On the basis of these results showing higher organic compound LCAT-inhibiting activity, the authors proposed the concept of cause and effect events in the pathogenesis of BEN. Thus, the organic compounds in drinking water from BEN villages inhibit LCAT activity, which may cause plasma lipid abnormalities and consequent changes of intracellular and cellular membrane lipid composition that can trigger the pathogenic mechanisms responsible for the development of BEN.
Based on all of these previously published hypotheses, we think that a multifactorial aetiology is the best match with regard to BEN pathophysiology, with a genetic predisposition being the ‘condicio sine qua non’ for the development of BEN. Accepting the concept of a multifactorial set of causes seems to be a valid hypothesis, as this would help explain why the BEN aetiology has been so difficult to decipher for >50 years. It seems that this multifactorial character of BEN aetiology is associated with the multilevel distribution of causative agents within a pathogenetic chain of events. A significant proportion of the pathogenetic chain of events does not only take place in the renal and upper urothelial tissue as target organs. It is likely that the intrinsic environmental aetiological factor never reaches kidney structures in its original form but only after being metabolized in the liver.
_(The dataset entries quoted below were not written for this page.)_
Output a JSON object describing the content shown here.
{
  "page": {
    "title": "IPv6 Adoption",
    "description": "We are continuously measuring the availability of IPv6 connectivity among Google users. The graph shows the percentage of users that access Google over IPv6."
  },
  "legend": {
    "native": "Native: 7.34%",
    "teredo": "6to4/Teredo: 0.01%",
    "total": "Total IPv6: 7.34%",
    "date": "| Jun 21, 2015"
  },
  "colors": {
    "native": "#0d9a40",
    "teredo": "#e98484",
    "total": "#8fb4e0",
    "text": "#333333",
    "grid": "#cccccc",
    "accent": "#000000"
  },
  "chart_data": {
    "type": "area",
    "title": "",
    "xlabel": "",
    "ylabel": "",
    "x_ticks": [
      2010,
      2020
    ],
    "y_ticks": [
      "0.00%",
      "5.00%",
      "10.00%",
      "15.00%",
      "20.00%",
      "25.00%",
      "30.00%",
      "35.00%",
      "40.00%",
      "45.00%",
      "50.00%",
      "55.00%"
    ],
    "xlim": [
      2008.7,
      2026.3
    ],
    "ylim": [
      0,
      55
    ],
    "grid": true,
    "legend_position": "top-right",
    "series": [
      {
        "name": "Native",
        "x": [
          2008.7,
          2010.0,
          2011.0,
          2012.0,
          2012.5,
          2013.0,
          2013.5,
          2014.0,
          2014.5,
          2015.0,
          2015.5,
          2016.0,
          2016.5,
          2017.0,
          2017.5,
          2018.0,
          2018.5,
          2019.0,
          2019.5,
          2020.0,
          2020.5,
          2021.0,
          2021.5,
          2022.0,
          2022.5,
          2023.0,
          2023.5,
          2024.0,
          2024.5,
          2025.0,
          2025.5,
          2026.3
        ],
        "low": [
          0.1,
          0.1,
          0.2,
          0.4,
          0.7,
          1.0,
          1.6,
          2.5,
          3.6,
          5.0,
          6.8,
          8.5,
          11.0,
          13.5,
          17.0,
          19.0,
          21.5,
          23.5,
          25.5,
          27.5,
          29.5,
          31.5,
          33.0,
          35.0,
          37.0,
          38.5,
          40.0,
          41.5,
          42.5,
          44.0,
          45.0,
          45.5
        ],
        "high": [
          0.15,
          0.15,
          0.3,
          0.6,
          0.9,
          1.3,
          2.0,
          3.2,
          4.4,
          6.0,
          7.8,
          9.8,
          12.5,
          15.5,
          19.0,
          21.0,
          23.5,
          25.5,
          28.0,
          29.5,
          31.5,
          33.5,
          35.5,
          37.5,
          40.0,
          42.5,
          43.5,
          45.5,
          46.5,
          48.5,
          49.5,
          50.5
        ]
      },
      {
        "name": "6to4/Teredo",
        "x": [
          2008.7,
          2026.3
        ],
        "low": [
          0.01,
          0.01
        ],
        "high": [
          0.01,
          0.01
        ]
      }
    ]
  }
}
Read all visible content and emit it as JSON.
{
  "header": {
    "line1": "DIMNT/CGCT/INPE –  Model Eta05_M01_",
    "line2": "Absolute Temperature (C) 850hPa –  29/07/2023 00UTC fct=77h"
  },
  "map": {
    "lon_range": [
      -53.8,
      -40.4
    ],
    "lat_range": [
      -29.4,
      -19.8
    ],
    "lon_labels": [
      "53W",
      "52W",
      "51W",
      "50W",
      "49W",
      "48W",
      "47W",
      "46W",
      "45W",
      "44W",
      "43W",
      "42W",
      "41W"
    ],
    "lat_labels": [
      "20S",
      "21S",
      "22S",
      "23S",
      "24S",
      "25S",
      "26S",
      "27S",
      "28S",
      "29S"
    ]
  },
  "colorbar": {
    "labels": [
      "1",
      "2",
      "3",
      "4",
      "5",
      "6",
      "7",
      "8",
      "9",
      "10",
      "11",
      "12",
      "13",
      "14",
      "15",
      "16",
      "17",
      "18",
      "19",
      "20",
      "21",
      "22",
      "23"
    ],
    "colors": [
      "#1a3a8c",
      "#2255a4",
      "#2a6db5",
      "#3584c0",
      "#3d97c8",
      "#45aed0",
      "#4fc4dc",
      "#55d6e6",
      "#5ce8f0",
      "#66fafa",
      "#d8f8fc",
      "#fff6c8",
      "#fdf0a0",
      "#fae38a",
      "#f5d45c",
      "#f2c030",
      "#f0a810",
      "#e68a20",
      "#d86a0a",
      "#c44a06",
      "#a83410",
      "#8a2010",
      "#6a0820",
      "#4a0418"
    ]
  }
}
The genetic predisposition is presumably responsible for providing the key circumstances for imposing the action of other environmental and endogenous aetiological factors. Further work aimed at exploring the contribution of factors mentioned in some hypotheses to a multifactorial aetiology and occurrence of BEN is necessary to determine the role of the environment in the aetiology of BEN and UUC.
In light of the worldwide distribution of Aristolochia spp. and the widespread use of herbal remedies in traditional Chinese medicine, as well as recently published data that some crops can take up AA from the soil, there is a possibility that diseases similar to BEN and UUC exist elsewhere as unrecognized disease entities.